The bouncing increases. His little face puckers. Grunts emanate from between his cherry red lips.

‘Say, ‘more’. You can do it, Rory. Come on. ‘More please’’.

The grunts become screams. His head goes down and begins slamming into my thigh. And that’s when I notice another photograph has slipped between the pages and onto the carpet.

The teaching session abandoned, the cartoon running again, I sink onto the lounge to remember my friend Caryl and the story she entrusted to me. She lost a brother, taking a lifetime and some assistance from me, to unravel the riddles of the past and reunite with him. The photo was given first as a clue, then as a warm memory of our time together. Time which I’ve come to treasure and have always thought of with straightforward pride. But I know the photo contains a message and, since Rory’s birth, I’ve shielded myself from its intent, closing my mind to any parallel or association. But there it is, a six-by-four montage of three people whose lives were wrecked by secrets.

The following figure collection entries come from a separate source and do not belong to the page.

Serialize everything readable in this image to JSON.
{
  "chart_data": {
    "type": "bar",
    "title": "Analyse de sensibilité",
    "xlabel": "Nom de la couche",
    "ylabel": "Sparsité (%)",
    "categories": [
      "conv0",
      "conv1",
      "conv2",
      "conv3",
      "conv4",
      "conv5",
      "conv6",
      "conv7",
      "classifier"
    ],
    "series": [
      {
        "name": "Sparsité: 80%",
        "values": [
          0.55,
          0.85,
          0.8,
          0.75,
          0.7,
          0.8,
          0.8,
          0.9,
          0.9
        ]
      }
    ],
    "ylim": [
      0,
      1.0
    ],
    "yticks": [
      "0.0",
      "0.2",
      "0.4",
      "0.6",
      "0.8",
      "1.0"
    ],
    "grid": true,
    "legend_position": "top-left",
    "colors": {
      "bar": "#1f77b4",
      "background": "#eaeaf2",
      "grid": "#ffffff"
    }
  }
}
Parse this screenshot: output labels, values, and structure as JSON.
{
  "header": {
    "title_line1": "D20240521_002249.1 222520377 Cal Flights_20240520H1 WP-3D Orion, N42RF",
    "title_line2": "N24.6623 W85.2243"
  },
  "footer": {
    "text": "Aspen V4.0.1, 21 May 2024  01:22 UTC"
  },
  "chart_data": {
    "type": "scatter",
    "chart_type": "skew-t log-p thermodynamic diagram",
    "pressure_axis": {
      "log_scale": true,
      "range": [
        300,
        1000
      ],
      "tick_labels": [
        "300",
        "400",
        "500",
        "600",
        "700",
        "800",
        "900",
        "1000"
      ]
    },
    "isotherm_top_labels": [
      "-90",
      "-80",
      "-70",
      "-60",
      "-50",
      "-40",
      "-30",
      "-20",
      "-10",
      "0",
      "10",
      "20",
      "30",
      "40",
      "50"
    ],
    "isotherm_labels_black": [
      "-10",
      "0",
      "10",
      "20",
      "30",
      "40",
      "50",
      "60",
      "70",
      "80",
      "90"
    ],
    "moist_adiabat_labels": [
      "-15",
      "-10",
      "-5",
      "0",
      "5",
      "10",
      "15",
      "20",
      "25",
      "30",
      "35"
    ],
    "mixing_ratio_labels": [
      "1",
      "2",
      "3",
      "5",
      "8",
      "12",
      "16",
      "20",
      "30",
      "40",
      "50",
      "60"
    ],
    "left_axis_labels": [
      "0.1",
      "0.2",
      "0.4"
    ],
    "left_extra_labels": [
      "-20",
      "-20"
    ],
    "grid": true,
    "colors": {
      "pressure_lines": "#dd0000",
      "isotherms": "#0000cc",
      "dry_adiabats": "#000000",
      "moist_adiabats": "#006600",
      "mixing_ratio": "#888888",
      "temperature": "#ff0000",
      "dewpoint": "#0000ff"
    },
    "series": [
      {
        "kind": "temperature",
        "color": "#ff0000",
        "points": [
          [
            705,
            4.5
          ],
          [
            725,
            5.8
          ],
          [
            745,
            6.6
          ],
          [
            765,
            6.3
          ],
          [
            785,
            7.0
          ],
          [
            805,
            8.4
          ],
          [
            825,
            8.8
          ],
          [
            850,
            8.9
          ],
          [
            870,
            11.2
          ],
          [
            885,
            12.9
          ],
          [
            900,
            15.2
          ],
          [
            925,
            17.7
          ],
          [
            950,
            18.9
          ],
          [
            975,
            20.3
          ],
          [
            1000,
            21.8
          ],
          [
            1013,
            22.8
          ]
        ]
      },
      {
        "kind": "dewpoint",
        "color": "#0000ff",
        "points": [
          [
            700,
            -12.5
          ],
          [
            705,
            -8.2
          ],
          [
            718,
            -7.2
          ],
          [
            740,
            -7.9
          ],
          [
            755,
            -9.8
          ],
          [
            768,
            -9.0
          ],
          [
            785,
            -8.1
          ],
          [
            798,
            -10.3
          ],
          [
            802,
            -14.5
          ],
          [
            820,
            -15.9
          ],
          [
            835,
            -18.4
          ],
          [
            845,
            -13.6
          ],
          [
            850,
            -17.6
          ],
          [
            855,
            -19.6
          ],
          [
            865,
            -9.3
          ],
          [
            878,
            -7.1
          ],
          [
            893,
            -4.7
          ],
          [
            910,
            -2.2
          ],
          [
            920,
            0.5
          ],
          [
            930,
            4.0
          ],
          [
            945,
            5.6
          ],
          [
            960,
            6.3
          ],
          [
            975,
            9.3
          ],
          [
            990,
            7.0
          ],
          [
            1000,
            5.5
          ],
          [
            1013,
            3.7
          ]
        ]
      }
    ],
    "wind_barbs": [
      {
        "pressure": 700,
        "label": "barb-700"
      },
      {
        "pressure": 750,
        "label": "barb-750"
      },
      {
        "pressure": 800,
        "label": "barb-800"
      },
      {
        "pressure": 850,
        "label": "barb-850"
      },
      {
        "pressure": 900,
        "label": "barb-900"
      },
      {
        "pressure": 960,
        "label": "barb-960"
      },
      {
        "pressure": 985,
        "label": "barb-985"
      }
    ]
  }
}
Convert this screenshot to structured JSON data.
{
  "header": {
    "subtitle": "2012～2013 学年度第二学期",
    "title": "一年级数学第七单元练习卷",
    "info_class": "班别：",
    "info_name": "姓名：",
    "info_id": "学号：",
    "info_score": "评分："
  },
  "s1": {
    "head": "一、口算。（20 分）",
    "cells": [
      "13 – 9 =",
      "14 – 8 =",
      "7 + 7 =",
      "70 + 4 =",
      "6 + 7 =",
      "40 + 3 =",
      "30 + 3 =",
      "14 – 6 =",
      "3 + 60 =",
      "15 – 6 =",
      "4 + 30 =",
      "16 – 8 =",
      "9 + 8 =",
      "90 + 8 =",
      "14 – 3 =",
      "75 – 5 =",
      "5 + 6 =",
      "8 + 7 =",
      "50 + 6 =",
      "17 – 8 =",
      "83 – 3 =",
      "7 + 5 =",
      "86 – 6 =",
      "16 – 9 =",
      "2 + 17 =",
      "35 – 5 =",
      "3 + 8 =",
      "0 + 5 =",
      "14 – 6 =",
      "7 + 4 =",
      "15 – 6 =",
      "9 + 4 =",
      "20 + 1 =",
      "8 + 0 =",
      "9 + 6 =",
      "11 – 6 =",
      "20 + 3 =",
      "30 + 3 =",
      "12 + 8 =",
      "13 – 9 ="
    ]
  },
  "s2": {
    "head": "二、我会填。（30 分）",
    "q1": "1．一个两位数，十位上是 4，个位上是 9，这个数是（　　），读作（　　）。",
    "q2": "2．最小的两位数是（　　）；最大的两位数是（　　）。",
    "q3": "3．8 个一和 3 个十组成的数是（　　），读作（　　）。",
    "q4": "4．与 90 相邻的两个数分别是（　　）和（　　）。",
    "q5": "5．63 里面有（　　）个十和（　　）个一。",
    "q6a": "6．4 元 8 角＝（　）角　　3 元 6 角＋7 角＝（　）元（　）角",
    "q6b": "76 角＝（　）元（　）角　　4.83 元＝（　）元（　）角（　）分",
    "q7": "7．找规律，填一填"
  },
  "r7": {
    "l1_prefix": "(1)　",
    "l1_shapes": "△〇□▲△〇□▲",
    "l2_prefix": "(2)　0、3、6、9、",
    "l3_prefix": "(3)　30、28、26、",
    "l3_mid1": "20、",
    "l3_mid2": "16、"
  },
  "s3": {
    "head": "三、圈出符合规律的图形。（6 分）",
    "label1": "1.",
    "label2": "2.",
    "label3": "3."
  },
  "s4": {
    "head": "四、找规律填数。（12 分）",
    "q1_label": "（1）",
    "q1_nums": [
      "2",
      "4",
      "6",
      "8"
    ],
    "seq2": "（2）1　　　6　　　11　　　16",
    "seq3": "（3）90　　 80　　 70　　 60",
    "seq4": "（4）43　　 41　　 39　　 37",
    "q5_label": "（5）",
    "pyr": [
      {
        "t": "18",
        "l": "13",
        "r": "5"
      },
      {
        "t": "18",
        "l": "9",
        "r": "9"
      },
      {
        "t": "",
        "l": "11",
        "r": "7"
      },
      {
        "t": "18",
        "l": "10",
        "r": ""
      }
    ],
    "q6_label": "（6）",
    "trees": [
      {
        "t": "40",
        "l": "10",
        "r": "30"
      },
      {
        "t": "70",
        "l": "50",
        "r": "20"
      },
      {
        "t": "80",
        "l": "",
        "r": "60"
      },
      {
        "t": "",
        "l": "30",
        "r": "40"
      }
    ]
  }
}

What would Caryl say? More importantly, what do I need to do for Rory’s sake? I know there are thousands, hundreds of thousands of women who bring a cuckoo into the nest and get away with it. But what would be the cost to my little boy? To Michael and me? Even to Richard. Doesn’t he have the right to know he has a son? The simplest solution is a DNA test, one which I can no doubt arrange without raising the alarm, for my eyes only. My stomach clenches. Whilst the truth is unknown, I can continue to fool myself and everyone else. The thought of certainty, a definitive answer, means courage and responsibility. Do I have those attributes? Dragging a hand across my forehead, I endeavour to massage away the confusion, the fear, the shame.

The cartoon ends abruptly. Glad of a distraction, I leap forward and grab Rory, swinging him up onto my hip with promises of a drink and supper. When settled into his highchair, and not without a degree of fuss over the harness, I sing a nursery rhyme as I butter bread at breakneck speed, producing squares of cheese sandwich in record time. Pulling a kitchen chair next to his, I ruffle his curly hair and catch errant pieces of squashed dough pushing over the rim of the tray.

Sighing, eyes closed, Caryl’s photograph materialises in my mind’s eye. Whether it’s the image and it’s attendant message or Laura’s phone call, both coming during the current lockdown where my ability to study Rory is heightened, I know this crisis has to be faced. An icy chill descends my spine.